I am very new to Access and this is for a school project. So if this is not proper technique let me know. Right now the words are separated by capital letters. So a capital letter is the beginning of each word.
That is good naming technique for objects. But, what you are asking to do is to parse that object name. If the parsing has to happen on finding the capital letters, then the parsing must be done in a code loop character by character and when you find a capital letter, that triggers the start of a new field. With that concept in mind, what rule would you apply to determine which parts of the word contain the data that you want.

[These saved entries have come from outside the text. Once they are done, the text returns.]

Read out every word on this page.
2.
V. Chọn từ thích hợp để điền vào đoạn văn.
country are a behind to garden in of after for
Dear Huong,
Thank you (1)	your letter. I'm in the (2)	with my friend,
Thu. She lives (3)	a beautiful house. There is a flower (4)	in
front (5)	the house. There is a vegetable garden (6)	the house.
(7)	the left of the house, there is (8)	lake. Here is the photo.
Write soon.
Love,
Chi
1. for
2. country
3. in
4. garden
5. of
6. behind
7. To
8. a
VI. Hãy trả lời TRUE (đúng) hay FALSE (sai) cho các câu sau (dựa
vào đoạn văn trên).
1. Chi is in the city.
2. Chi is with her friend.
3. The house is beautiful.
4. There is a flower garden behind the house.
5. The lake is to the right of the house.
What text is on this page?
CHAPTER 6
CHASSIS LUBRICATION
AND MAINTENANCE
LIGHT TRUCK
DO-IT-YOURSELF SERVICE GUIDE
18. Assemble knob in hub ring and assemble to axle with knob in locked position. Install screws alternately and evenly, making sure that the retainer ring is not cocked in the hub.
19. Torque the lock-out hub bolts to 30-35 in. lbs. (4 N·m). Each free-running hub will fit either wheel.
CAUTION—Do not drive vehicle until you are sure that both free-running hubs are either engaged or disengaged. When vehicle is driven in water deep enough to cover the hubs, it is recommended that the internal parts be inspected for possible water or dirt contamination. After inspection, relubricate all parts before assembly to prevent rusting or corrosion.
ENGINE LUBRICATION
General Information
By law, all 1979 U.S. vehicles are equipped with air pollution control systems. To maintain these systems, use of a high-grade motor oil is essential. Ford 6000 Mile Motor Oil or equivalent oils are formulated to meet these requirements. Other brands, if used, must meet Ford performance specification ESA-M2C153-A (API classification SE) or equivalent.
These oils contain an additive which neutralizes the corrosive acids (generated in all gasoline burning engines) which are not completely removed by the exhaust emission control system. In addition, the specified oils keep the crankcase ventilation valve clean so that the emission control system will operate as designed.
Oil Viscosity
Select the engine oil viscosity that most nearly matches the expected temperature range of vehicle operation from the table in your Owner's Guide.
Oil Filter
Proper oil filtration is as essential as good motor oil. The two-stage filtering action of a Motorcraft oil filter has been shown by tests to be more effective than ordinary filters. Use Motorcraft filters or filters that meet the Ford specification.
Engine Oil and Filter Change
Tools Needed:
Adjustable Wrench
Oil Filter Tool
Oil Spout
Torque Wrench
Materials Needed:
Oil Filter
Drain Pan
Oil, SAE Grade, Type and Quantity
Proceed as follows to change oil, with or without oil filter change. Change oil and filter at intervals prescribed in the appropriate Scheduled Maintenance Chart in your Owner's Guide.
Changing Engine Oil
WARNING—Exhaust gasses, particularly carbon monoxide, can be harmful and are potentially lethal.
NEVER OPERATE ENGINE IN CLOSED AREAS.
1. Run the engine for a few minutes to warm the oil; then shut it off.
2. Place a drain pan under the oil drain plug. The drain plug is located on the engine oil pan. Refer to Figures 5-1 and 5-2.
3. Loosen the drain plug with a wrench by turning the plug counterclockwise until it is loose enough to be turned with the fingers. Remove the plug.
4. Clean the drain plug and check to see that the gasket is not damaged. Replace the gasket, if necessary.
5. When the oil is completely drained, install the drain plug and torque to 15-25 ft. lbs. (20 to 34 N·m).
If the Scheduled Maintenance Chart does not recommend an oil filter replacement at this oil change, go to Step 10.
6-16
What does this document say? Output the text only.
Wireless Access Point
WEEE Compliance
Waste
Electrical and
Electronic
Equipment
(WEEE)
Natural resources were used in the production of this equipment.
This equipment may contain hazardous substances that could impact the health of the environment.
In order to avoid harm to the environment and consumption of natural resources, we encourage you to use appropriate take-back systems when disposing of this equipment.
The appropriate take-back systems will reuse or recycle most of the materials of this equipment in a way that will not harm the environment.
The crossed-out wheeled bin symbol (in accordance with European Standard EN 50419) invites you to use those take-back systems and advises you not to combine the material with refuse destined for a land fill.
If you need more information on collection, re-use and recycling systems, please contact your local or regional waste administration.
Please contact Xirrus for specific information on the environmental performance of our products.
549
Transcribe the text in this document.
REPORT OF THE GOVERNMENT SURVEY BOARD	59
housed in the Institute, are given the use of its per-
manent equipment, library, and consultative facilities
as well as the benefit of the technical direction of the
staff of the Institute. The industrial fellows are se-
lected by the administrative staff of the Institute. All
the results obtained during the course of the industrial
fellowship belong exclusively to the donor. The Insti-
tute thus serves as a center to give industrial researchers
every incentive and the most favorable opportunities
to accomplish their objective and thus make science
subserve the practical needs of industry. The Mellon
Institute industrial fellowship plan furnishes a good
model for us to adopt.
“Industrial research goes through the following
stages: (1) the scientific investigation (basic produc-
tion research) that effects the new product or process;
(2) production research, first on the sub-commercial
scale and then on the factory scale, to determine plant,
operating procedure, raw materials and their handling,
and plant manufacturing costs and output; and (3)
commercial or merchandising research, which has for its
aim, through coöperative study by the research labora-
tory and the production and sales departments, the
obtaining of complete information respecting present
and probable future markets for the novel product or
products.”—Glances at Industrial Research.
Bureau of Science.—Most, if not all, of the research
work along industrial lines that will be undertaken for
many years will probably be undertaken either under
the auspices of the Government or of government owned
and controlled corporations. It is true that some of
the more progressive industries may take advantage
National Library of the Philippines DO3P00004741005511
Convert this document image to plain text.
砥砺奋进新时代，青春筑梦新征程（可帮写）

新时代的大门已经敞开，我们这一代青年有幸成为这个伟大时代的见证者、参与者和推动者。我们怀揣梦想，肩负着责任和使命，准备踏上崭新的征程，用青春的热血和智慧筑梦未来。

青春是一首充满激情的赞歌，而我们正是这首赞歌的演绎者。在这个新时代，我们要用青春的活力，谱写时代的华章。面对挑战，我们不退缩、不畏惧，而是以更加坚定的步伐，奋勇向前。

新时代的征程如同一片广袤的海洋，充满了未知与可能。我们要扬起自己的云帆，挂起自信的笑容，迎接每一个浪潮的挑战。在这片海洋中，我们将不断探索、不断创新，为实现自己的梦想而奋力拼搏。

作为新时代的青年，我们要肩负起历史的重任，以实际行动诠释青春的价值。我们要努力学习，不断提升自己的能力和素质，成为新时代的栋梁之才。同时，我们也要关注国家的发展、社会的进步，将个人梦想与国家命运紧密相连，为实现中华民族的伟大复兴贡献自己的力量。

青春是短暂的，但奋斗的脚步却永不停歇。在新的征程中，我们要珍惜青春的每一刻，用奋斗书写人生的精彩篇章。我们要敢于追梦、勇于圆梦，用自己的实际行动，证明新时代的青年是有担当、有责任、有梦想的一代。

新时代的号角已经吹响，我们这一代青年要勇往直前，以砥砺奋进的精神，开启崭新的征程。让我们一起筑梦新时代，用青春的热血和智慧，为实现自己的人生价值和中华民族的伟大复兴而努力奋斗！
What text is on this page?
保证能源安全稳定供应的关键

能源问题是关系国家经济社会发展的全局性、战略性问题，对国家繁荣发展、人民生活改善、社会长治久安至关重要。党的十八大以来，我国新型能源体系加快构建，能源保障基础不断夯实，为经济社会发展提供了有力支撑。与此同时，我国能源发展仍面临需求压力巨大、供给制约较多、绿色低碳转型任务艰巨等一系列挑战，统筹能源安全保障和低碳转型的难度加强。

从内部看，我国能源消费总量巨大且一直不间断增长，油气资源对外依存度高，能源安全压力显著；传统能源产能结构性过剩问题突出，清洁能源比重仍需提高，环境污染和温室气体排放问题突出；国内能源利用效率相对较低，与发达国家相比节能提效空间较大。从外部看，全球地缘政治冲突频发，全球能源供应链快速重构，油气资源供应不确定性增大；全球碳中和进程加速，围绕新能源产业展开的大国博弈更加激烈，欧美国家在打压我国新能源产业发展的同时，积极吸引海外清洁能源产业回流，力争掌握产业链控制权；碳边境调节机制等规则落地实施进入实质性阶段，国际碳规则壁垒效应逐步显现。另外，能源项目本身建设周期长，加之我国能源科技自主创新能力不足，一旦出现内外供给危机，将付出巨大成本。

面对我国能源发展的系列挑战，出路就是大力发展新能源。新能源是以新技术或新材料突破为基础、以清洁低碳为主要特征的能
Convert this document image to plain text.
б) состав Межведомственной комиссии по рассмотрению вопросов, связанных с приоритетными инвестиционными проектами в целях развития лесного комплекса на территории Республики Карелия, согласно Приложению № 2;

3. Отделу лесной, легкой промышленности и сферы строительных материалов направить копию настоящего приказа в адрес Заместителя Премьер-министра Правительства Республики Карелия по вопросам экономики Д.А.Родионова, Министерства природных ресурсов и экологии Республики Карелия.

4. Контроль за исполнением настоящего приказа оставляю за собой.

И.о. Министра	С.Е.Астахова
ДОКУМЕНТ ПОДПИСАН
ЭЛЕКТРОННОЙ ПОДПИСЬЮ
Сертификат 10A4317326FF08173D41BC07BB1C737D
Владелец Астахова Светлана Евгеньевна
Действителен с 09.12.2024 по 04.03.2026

Given what I said, take a look at the second table name - GFSBakedGoodsImport. That ends up in an array as
G, F, S, Baked, Goods, Import
I'm guessing that won't work because GFS is probably a company name abbreviation given the other table names that I can see.
I think you should probably step back and look at the problem as a relational database rather than as a series of spreadsheets.
Do all the spreadsheets have the same format? How are the spreadsheets named? Perhaps rather than importing the spreadsheets, you should link to the active one and use a common name so that when you link to a spreadsheet, the Access name becomes Link_Import or something generic. If the spreadsheet names have separators such as "_", that would make breaking them into parts much easier. So GFS_BakedGoods.xlsx can be parsed into GFS for the company name and BakedGoods as the product. As you can see, using capital letters isn't going to work for this task.
I'm assuming this is an ongoing import so it will be important to automate it. Somehow a human is looking at the spreadsheet name and determining how to name the table. You just have to come up with rules that will allow this to be done with VBA.